L'Aisne avec DSK

21 juillet 2010

Ce n'est pas la guerre.

Bonsoir à toutes et à tous.


Nicolas Sarkozy, pour illustrer la nécessaire riposte qu'il entend mener après les graves incidents de Grenoble, a utilisé le terme de "guerre". Ce n'est pas la première fois qu'il parle ainsi, c'est même sa marque de fabrique, c'est ce qui explique la séduction qu'il exerce auprès d'un certain nombre de Français, y compris de gauche : un homme en guerre contre une partie de la population. Quant à moi, je trouve ce mot malheureux, inconvenant, déplacé.

Un président de la République, par la fonction qu'il exerce, doit être un homme de paix, pas de guerre. Il est à la place qu'il occupe pour calmer les passions, faire cesser la violence, et non pas alimenter les peurs et renforcer les divisions. Lutter contre la délinquance, c'est nécessaire et indispensable, c'est le devoir républicain d'ordre public et de sécurité des citoyens. Mais ce n'est pas faire la guerre.
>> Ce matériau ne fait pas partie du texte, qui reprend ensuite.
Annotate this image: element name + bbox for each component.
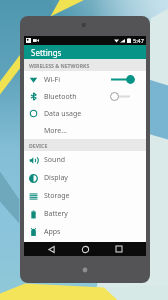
staticText: Sound bbox=[44, 155, 66, 165]
button[interactable]: Recent apps bbox=[112, 242, 126, 256]
button[interactable]: Back bbox=[44, 242, 58, 256]
button[interactable]: Sound bbox=[24, 151, 146, 169]
staticText: Settings bbox=[31, 47, 62, 58]
button[interactable]: Wi-Fi bbox=[24, 71, 146, 88]
staticText: Apps bbox=[44, 227, 61, 237]
button[interactable]: Storage bbox=[24, 187, 146, 205]
staticText: Display bbox=[44, 173, 68, 183]
staticText: Storage bbox=[44, 191, 70, 201]
button[interactable]: Display bbox=[24, 169, 146, 187]
button[interactable]: Data usage bbox=[24, 105, 146, 122]
button[interactable]: More... bbox=[24, 122, 146, 139]
staticText: DEVICE bbox=[29, 142, 48, 149]
button[interactable]: Bluetooth bbox=[24, 88, 146, 105]
staticText: 5:47 bbox=[133, 37, 144, 44]
staticText: Wi-Fi bbox=[44, 75, 61, 85]
staticText: Data usage bbox=[44, 109, 82, 119]
staticText: More... bbox=[44, 126, 67, 136]
staticText: WIRELESS & NETWORKS bbox=[29, 62, 90, 69]
staticText: Battery bbox=[44, 209, 68, 219]
button[interactable]: Apps bbox=[24, 223, 146, 241]
button[interactable]: Battery bbox=[24, 205, 146, 223]
staticText: Bluetooth bbox=[44, 92, 77, 102]
button[interactable]: Home bbox=[78, 242, 92, 256]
D'autant que dans l'esprit de bon nombre de citoyens, ce n'est pas exclusivement aux voyous qu'on fait la guerre, mais à une partie de la population, les quartiers pauvres et immigrés. Quand des bataillons de CRS patrouillent pendant des heures, quand on procède à des fouilles et à des arrestations, quand des hélicoptères survolent la nuit les immeubles et les balaient de leurs puissants projecteurs, c'est en effet un triste spectacle de guerre qu'on offre aux téléspectateurs excités et vengeurs du journal télévisé. Et c'est déplorable, parce que ce n'est pas ainsi qu'on règle les problèmes de fond. C'est en revanche de cette façon qu'on stigmatise, même sans le vouloir vraiment, une population.
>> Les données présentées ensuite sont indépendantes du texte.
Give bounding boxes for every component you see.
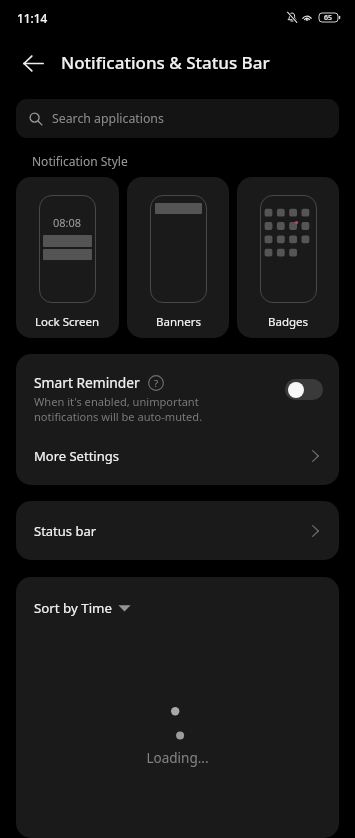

Il est étrange de parler de "guerre" au moment où ce terme a progressivement disparu de la scène internationale. Comme s'il était désormais réservé aux événements intérieurs ! Je me souviens de Rocard en 1991 qualifiant l'intervention militaire en Irak non pas de "guerre" mais d' "opération de police". Paradoxalement, c'est maintenant l'inverse : le vocabulaire militaire est fâcheusement appliqué à des actes civils.

Vous me direz peut-être que je pinaille, que Sarkozy a utilisé une image que chacun comprend fort bien et qu'il n'est pas nécessaire de suivre au pied de la lettre. C'est bien ce que je reproche à notre président (outre le fait qu'il soit de droite) ! Il a choisi, depuis le début de son mandat, de parler comme monsieur tout le monde pour s'attirer la sympathie de l'homme de la rue. C'est ce que je déplore.
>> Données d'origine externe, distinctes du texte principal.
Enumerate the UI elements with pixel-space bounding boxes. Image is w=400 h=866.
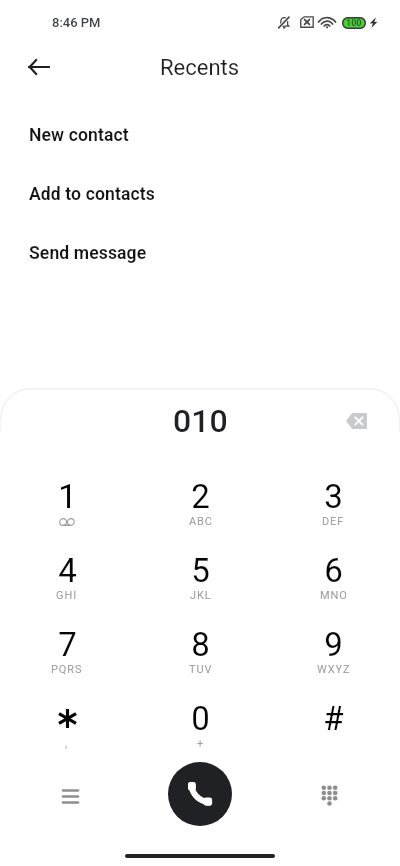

Un chef d'Etat doit maîtriser ses propos, faire attention à ce qu'il dit, utiliser les mots justes, rechercher le vocabulaire de la vérité plutôt que celui de la séduction. Les délinquants doivent être arrêtés par la Police et sanctionnés par la Justice. Mais aucune guerre ne doit être déclenchée contre quiconque. Sinon c'est s'étourdir de termes virils et d'expressions martiales qui dissimulent une impuissance plutôt qu'ils expriment une volonté et une capacité.


Bonne soirée.

7 Comments:

  • J'habite une petite ville de 8000 habitants qui a fait l'effort d'ouvrir un terrain d'accueil. D'autre part, la municipalité a ouvert un joli parc de verdure avec un petit étang où les habitants viennent se détendre, faire du sport ou amener les enfants.
    Or depuis des lustres, tous les étés, les gens du voyage s'installent à cet endroit de force et cette année également malgré le terrain d'accueil. Le maire est furieux et a demandé la visite du sous-préfet. Hier soir, la communauté était toujours là.
    Sans problème, j'ai pu marcher dans le parc au milieu des caravanes, voitures, poules et chiens qui gardent tous les abords du camp. Ce qui est incroyable, c'est la qualité des caravanes, des voitures et des camionnettes, propres, neuves et impeccables.
    Il y avait l'eau et l'électricité et bennes à ordures.
    Sur la départementale, ex route nationale qui traverse la ville, à un rond point, la police surveillait les automobilistes !
    D'un côté, une transgression visible et constatée non sanctionnée à cause du nombre, des associations de défense alors qu'un terrain d'accueil existe, de l'autre la sanction facile sur des automobilistes !
    J'ajoute que la ville voisine a ouvert également un terrain d'accueil qui est devenu par le laxisme du maire socialiste, un terrain pour gens du voyage sédentaires.
    A ce rythme, rien ne peut s'arranger. Ce ne sont pas les effets d'annonce tant pour les quartiers que pour les gens du voyage ou autres qui changeront la donne.
    C'est juste mon avis.

    By Anonymous Anonyme, at 8:47 AM  

  • C'est "juste votre avis", mais votre avis n'est pas juste :

    1- Par définition, par culture, par histoire, les gens du voyage voyagent et s'installent là où il y a de la place. Ca a toujours été comme ça. On peut s'en irriter si on veut. Je crois qu'il vaut mieux l'anticiper et l'organiser.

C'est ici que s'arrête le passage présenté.